Consistency Architecture for Bilibili Recommendation Model Data Flow
The article outlines Bilibili’s revamped recommendation data‑flow architecture that eliminates timing and calculation inconsistencies by snapshotting online features, unifying feature computation in a single C++ library accessed via JNI, and orchestrating label‑join and sample extraction through near‑line Kafka/Flink pipelines, with further performance gains and Iceberg‑based future extensions.
The article describes the recommendation model data flow architecture used at Bilibili, which learns from user behavior to provide personalized video recommendations. It relies on user features, video features from the recommendation service, and user consumption behaviors as training samples.
The data flow consists of two modules: Label Join, which collects user behavior, and Feature Extract, which extracts features from raw logs and computes optimization labels based on user behavior.
In the early architecture, inconsistencies arise: data inconsistency due to timing differences in accessing real-time features stored in Redis, missing features for new videos in offline processing, and feature crossing caused by fixed time windows in Label Join leading to use of latest batch-feature versions during offline extraction.
Calculation inconsistency occurs because feature computation is implemented in three different stacks: online inference (C++), online feature extraction (Flink/Java), and offline feature extraction (Spark/Python), each with different data formats, requiring careful alignment of three separate implementations.
To solve these issues, Bilibili upgraded to a consistency architecture: data consistency is achieved by snapshotting online inference raw features and dumping them to nearline storage, where Label Join and Feature Extract operate on the same snapshot, guaranteeing identical data for training and serving. Calculation consistency is achieved by encapsulating feature computation logic into a C++ library callable via direct invocation in the inference service and via JNI from Java-based offline pipelines, ensuring a single implementation across environments.
The overall architecture involves: the recommendation service packaging raw feature snapshots and sending them via data integration tools to nearline Kafka; nearline Flink latency join performs Label Join, outputting Shitu to Kafka and Hive; nearline Flink computes real-time samples from Shitu, writes to Kafka for online training; offline batch sample computation loads Shitu from Hive via Flink/Spark and writes results back to Hive for batch model training.
Label Join uses Flink latency join with a fixed time window; later enhancements added event-driven triggering based on user behavior patterns (e.g., clear-screen requests) to improve timeliness by 60%, combining event-driven and time-driven strategies.
Sample calculation operates in two modes: online extract (Flink streaming) and offline extract (Flink/Spark batch).
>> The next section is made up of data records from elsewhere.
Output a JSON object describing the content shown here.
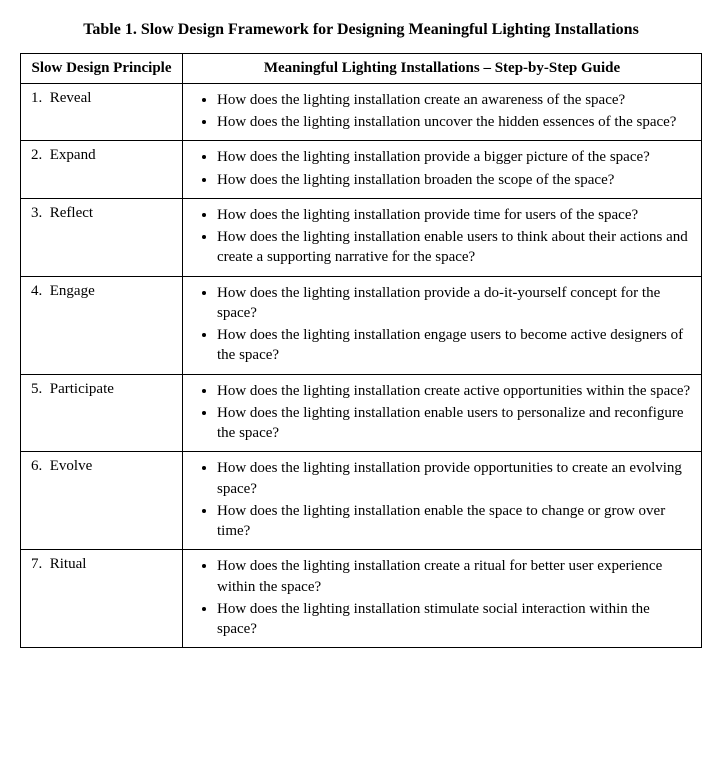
{
  "title": "Table 1. Slow Design Framework for Designing Meaningful Lighting Installations",
  "headers": {
    "col1": "Slow Design Principle",
    "col2": "Meaningful Lighting Installations – Step-by-Step Guide"
  },
  "rows": [
    {
      "num": "1.",
      "name": "Reveal",
      "bullets": [
        "How does the lighting installation create an awareness of the space?",
        "How does the lighting installation uncover the hidden essences of the space?"
      ]
    },
    {
      "num": "2.",
      "name": "Expand",
      "bullets": [
        "How does the lighting installation provide a bigger picture of the space?",
        "How does the lighting installation broaden the scope of the space?"
      ]
    },
    {
      "num": "3.",
      "name": "Reflect",
      "bullets": [
        "How does the lighting installation provide time for users of the space?",
        "How does the lighting installation enable users to think about their actions and create a supporting narrative for the space?"
      ]
    },
    {
      "num": "4.",
      "name": "Engage",
      "bullets": [
        "How does the lighting installation provide a do-it-yourself concept for the space?",
        "How does the lighting installation engage users to become active designers of the space?"
      ]
    },
    {
      "num": "5.",
      "name": "Participate",
      "bullets": [
        "How does the lighting installation create active opportunities within the space?",
        "How does the lighting installation enable users to personalize and reconfigure the space?"
      ]
    },
    {
      "num": "6.",
      "name": "Evolve",
      "bullets": [
        "How does the lighting installation provide opportunities to create an evolving space?",
        "How does the lighting installation enable the space to change or grow over time?"
      ]
    },
    {
      "num": "7.",
      "name": "Ritual",
      "bullets": [
        "How does the lighting installation create a ritual for better user experience within the space?",
        "How does the lighting installation stimulate social interaction within the space?"
      ]
    }
  ]
}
It includes stages such as selector, label calculation, in‑request item sampling, and feature generation via a callable pyfe module that invokes a feature library. For recall models, an external candidate pool is used for sampling before feature generation.
BackFill enables algorithm engineers to evaluate new features: for NoDelta mode they read base Shitu directly; for HasDelta mode they join a delta snapshot of new features with baseline Shitu, recompute features, and assess model AUC, iterating if needed. A provided Python SDK supports custom BackFill logic in notebooks or Docker images.
Performance optimization of snapshot processing adopts protobuf wireformat partial decode: instead of deserializing the entire protobuf message (≈7‑8 ms), only required fields are parsed, reducing snapshot handling time from ~14 ms to ~1.5 ms and cutting sample‑calculation CPU usage by over 30 %.
Future work proposes integrating Apache Iceberg to achieve batch‑stream unification: Label Join writes to an Iceberg Shitu table; the sample computation framework reads from Iceberg Shitu and writes to an Iceberg sample table, supporting both real‑time and batch pipelines; training reads from the Iceberg sample table for online or batch training, eliminating duplicate Flink jobs and medium mismatches.
Further optimization leverages Iceberg Merge‑On‑Read (MOR) for incremental BackFill: a baseline sample Iceberg table is branched, new feature columns are added, only delta features are computed and written to the new columns, and the training module merges baseline and incremental features via Iceberg MOR, avoiding full Shitu joins and reducing computational overhead.